Отличался Венедикт Васильевич от многих людей одной особенностью – невероятной памятью, которая, как водоворот, затягивала в себя всё, что он слышал, прочитал, на что смотрел и чего касался руками. Эти захваченные им частицы собственной жизни и чужого опыта крутились в его сознании, как в барабане стиральной машины, уже существующие вне всякой иерархии, но находившиеся теперь в его безраздельной власти. Питать его мысли и чувства – вот в чем состояла их
Венедикт Ерофеев был человеком наблюдательным и жадным до новых впечатлений. Как-то отметил в одной из «Записных книжек 1979 года»: «Я на мир не смотрю, а глазею на него»[65].

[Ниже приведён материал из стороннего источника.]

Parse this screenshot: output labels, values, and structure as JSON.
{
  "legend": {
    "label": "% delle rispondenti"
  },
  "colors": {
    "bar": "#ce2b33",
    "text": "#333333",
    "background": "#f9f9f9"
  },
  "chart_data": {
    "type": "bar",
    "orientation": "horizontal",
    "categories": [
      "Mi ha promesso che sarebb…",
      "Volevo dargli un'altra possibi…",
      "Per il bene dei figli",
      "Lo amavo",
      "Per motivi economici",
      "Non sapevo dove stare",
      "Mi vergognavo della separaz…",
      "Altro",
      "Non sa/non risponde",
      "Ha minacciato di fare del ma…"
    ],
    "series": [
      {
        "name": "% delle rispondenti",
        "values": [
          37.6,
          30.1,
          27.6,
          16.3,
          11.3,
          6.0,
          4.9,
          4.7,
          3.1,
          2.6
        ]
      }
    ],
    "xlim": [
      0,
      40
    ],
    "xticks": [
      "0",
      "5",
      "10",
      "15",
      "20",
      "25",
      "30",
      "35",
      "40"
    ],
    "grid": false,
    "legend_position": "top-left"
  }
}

Была у него привычка на протяжении нескольких десятилетий в беглой, полудневниковой форме записывать многое из того, что его заинтересовало из увиденного, услышанного и прочитанного. По этим сохранившимся записям в многочисленных блокнотах восстанавливается весь спектр его духовных и житейских интересов. Венедикт Ерофеев обращал внимание на всё, что имеет отношение к личности человека, его взаимоотношениям с другими людьми и миром природы. Понятно поэтому, почему он пытался узнать как можно больше о жизни людей выдающихся. Главным образом его интересовали те из них, кто не соответствовал расхожим представлениям о гениях. У него множество выписок о патологических нарушениях в психике этих людей, причиной чему были либо наследственность, либо те или иные заболевания. Этот интерес возник в нем не ради утоления праздного любопытства, а из-за желания понять, почему даже самые известные и почитаемые политические деятели, писатели, художники, музыканты всех времен и народов несовершенны и в какие-то моменты своей жизни выглядят малоприятными, опасными и даже жалкими в глазах современников и потомков. Венедикт Ерофеев любил покопаться, как на городской свалке, в истории человечества и в биографиях ее творцов. На что-нибудь да натыкался, всякий раз обнаруживая для себя много полезного, любопытного и поучительного. Особенно его привлекали два века: XIX и XX. Ему не терпелось узнать, что ждет за горизонтом его самого и мир, в котором он живет.
Венедикту Ерофееву был присущ взгляд на наблюдаемые им события в перспективе их дальнейшего развития. Надо отметить, что ничего хорошего писатель не предвидел, о чем свидетельствует выписка в его тетради из статьи 1870-х годов Николая Николаевича Страхова[66], философа, публициста, литературного критика: «Мы ведь с непростительной наивностью, с детским неразумением все думаем, что история ведет к какому-то благу, что впереди нас ожидает какое-то счастье, а вот она приведет нас к крови и огню, к такой крови и такому огню, каких еще мы не видели»[67].